How music works

ALL MUSICAL NOTES ARE PRODUCED by vibrating air. That vibration can be caused by a plucked string (in the case of a piano or a harp), or by wind bouncing off the inside of a tube (a clarinet or a trumpet), or by a stick hitting a resonant object (a drum or a xylophone).

The faster the air vibrates, the higher the note; the speed at which the air vibrates is known as its frequency. Multiples of the same frequency sound good together, because the notes produced vibrate in time with each other: these multiples are called harmonics.

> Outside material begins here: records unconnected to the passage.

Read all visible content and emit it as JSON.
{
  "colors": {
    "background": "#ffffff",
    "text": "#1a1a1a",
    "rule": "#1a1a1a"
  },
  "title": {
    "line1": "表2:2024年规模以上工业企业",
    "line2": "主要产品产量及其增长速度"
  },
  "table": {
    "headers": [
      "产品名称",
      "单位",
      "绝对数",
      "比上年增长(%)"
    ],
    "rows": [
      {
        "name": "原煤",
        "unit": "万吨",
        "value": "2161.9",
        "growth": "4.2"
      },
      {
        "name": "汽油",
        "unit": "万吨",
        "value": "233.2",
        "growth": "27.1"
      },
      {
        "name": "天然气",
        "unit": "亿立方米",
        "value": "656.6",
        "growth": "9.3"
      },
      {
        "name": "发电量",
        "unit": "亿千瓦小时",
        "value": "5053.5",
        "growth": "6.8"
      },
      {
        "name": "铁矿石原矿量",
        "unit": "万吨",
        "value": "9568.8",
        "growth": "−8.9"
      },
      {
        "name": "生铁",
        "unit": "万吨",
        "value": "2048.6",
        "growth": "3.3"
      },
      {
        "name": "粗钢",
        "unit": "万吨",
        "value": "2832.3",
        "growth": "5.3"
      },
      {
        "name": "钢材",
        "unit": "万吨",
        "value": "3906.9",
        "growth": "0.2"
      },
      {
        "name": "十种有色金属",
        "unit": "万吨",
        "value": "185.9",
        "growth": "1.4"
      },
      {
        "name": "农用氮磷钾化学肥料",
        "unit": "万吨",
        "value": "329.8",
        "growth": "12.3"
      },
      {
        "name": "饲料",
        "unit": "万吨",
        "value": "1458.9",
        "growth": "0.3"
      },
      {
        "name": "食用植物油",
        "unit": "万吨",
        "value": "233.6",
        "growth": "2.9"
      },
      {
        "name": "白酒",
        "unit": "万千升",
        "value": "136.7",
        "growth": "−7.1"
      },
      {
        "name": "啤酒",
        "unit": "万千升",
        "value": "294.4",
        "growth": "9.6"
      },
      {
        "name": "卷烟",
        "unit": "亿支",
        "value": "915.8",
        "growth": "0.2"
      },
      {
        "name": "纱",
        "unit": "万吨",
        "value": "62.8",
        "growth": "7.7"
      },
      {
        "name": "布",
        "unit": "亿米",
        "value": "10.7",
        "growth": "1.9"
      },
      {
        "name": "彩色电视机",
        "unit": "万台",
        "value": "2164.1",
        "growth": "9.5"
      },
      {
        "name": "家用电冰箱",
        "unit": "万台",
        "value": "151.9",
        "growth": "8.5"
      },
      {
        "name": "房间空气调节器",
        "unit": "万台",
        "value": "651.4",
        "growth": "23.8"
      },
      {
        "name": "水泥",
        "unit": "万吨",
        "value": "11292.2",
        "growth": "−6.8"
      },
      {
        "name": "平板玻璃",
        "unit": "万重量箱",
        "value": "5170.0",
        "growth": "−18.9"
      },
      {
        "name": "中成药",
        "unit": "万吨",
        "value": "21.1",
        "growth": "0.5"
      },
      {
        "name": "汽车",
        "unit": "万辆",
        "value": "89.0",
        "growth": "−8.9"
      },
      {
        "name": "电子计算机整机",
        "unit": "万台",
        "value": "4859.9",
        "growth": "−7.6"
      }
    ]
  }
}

Go to a piano and play a low C. This note is produced by the string vibrating 130 times a second, known as 130 Hertz (Hz). It’s named after the physicist Heinrich Rudolf Hertz, who was the first man to successfully divide 1 by a second. (Not really.)

Here’s how the note C looks on a portion of a piano:


Let’s imagine that the string vibrates at 100 Hz, because it makes the maths easier. If we double that frequency to 200 Hz, we get the C an octave above. The note has the same name because it sounds so similar to the original. In effect it’s the same note, but played higher up:

Each time we double the frequency, we get the same note an octave higher. So if we double that frequency once again to 400 Hz, we get the note C an octave above:

But wait a minute: we’ve missed out 300 Hz, which falls right between 200 Hz and 400 Hz. It’s a multiple of the original frequency of 100 Hz, so will resonate in time with it. The sound produced at 300 Hz is, it turns out, the note G:

Let’s add another 100 Hz to the 400 Hz of our high C, to make 500 Hz. If we do this, we get the note E:

So starting from the bottom we have C, C, G, C, E. Rearrange those notes and you get C, E, G—the notes which make up the major chord of the key of C. That’s why the chord just sounds so right; all the frequencies vibrate in time with each other. It’s not convention, it’s physics.

You don’t have to stop with that major chord. If you kept adding 100 Hz, you’d get all the white notes on the piano. These white notes make up the scale of C.

If you started with a note other than C, then you’d get the harmonics arising from that note, which would include black notes. Start on A, for instance, and the major chord would include A, C sharp, and E.